Customer journey mapping involves design, domain and facilitation skills, data from primary research, such as personal interviews, focus group sessions, brainstorming and shadowing, as well as secondary research such as gathering and collaborating information from databases within the organization, websites, social media, among others.

Once a company has a journey map, it can overlay digital possibilities over it, for example decide where social interactions are important or a mobile application should be created or a personal customer interaction needs to happen. Some of the points of customer delight include:

  • Text mining: Text insights derived from sentiment analysis, customer profiling, social media monitoring, and predictive analytics
  • Mobile commerce: Safe and secure mobile payment applications and the ability to gain access to new channels of consumer engagement
  • Active listening and social monitoring: Keeping a pulse on brand conversations, and building advocacy using social media.
  • Cloud development: Ensuring your applications are more agile, scalable, on-demand and extensible for the future
  • Omni-channel customer experience: Creating seamless customer experiences by using all advertising channels cohesively
  • Services & contact center analytics: Analytics-backed targeted communications to optimize marketing spend and service levels

An accurate journey map takes a few weeks to develop and typically has a shelf life of a few years. But it can also become a live and dynamic document that can eventually be updated in real time in this connected world. Such a map can be of immense value for organizations today as they explore ways to use digital technologies or even transform themselves digitally.

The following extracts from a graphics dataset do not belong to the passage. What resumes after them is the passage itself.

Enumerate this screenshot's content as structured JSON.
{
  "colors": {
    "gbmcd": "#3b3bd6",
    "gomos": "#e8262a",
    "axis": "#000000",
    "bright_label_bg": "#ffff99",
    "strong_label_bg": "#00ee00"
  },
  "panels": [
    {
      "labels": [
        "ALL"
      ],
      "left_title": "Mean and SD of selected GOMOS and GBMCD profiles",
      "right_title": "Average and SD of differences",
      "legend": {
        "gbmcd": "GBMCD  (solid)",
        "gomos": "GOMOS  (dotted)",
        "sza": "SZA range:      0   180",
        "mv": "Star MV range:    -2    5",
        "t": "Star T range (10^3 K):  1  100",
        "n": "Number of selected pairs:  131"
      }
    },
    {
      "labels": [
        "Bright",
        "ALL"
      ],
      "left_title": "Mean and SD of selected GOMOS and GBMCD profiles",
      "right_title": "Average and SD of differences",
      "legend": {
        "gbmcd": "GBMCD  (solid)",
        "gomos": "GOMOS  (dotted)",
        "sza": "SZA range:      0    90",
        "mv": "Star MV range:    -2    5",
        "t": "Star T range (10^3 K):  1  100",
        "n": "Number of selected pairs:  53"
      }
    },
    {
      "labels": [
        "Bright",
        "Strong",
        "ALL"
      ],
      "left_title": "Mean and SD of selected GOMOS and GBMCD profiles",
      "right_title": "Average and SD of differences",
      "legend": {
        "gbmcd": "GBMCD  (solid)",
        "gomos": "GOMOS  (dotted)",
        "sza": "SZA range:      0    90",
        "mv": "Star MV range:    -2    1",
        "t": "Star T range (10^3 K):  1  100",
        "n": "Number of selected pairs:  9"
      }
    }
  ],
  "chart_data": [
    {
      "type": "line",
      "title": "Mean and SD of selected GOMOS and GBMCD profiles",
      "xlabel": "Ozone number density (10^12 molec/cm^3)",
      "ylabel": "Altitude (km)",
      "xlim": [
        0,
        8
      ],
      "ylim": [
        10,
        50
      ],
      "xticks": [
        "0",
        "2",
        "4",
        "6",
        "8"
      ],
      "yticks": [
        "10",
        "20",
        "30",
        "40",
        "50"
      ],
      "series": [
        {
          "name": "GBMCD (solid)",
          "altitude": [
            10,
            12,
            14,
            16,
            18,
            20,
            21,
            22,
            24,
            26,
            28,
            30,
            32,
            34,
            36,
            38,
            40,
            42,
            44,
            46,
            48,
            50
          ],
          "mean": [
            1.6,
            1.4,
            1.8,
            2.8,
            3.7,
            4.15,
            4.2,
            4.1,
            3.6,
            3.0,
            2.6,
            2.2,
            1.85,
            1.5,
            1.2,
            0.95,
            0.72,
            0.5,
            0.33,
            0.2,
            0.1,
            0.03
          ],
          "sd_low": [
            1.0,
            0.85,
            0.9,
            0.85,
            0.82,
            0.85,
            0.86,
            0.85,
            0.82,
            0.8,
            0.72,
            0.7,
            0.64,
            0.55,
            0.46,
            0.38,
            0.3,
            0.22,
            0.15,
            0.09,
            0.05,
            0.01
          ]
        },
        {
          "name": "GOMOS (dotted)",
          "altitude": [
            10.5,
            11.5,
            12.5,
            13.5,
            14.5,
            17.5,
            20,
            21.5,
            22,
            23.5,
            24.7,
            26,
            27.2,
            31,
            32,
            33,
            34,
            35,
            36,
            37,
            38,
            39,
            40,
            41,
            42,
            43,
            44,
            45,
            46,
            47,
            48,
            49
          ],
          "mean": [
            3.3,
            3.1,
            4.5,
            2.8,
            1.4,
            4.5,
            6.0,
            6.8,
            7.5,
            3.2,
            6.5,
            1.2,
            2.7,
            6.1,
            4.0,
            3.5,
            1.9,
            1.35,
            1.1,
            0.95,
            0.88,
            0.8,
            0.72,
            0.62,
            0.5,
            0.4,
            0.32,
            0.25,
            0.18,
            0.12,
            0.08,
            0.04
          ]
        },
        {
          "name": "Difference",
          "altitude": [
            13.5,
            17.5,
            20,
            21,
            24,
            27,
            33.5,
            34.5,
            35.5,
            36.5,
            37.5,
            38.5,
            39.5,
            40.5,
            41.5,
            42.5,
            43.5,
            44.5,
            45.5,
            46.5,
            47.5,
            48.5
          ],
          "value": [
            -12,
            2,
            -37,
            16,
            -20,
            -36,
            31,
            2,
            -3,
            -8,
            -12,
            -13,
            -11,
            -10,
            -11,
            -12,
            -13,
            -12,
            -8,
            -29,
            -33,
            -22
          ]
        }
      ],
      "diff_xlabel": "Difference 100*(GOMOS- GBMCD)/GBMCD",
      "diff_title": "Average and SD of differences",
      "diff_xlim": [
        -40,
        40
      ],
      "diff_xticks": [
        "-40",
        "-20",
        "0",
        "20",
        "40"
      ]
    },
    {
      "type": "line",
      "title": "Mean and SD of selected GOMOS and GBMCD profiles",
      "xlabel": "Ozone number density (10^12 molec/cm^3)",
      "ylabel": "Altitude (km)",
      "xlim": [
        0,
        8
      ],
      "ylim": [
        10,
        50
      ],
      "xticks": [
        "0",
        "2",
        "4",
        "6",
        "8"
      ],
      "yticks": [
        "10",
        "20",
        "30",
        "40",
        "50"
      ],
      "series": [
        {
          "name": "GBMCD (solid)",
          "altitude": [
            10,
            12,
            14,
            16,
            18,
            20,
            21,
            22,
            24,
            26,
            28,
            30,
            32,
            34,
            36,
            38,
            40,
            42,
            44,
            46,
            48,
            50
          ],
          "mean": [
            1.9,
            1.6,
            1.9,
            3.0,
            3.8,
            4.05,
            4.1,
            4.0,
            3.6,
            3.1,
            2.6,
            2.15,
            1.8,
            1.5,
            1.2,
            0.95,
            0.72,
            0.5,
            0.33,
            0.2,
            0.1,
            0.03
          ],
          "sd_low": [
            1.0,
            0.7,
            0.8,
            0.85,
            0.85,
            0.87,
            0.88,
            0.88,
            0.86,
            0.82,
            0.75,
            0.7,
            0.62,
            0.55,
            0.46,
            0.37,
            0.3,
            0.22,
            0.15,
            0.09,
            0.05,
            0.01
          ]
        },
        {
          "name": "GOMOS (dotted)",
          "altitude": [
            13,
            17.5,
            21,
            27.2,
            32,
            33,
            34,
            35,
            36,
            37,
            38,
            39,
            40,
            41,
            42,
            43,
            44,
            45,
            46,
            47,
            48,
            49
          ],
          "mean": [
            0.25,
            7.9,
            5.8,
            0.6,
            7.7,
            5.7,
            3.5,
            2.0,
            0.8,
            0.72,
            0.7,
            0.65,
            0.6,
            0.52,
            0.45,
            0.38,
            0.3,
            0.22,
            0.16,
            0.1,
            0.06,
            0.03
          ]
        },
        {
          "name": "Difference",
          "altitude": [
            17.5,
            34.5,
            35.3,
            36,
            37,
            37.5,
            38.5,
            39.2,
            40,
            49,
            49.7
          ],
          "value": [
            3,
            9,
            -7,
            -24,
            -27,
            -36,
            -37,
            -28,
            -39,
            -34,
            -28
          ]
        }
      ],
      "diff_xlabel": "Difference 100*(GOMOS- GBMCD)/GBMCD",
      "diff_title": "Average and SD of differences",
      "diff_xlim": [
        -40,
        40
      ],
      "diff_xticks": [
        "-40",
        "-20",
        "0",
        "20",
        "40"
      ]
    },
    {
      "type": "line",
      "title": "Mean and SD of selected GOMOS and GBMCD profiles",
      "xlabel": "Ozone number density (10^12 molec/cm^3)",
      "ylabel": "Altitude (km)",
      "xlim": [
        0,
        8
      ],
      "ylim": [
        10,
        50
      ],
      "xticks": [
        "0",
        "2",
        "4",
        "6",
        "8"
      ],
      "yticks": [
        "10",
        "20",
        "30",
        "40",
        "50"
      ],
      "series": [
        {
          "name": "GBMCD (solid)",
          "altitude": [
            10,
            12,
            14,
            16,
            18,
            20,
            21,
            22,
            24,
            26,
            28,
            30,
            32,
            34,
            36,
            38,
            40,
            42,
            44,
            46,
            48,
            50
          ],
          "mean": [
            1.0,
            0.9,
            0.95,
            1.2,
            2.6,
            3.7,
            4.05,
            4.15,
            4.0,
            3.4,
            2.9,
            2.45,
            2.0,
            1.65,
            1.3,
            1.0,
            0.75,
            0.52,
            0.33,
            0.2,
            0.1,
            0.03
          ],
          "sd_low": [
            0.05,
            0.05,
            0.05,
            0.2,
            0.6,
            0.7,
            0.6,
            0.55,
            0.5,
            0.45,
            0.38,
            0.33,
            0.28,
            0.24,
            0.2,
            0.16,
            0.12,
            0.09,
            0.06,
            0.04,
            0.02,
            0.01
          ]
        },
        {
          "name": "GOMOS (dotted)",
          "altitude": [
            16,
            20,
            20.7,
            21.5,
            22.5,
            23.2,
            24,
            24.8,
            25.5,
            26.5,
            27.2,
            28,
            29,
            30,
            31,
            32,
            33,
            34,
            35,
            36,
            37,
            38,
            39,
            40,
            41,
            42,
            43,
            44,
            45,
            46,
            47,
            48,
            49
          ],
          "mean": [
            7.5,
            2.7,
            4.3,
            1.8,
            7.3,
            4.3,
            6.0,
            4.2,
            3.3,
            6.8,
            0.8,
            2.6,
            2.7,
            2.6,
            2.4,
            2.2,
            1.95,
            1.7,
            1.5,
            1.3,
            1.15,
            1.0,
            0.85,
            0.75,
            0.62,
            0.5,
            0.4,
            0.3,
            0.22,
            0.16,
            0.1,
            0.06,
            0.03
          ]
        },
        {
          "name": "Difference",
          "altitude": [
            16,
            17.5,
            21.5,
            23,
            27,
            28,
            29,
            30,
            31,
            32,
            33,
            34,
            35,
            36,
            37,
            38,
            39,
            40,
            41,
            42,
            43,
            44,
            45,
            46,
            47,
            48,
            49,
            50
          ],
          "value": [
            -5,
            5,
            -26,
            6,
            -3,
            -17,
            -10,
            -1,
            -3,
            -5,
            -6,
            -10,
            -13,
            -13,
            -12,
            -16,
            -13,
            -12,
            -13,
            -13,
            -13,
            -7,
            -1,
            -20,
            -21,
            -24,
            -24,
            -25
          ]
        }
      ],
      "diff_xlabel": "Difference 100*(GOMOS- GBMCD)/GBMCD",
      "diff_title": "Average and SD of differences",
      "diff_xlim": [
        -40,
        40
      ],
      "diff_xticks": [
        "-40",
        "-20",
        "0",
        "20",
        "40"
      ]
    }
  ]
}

But companies must first assess their business objective, digital maturity and how such a map fits into their specific digital transformation journey. While some customers might take the leap into creating their own listening command center, some others need to create a social strategy to begin with, while for some others it might be most important to undertake cloud initiatives first to meet the demands of the business. Customer insight apart, digital maps can help organizations visualize which aspects of their business they should focus on, which in turn helps them decide their technology priorities and investments and ensure business success.

Even as most companies equate digital with providing superior customer experience, it is but a first step towards digital transformation, although a critical one. Digital extends beyond customer engagements and can help companies create new business models, drive operational excellence and enhance employee engagement to succeed.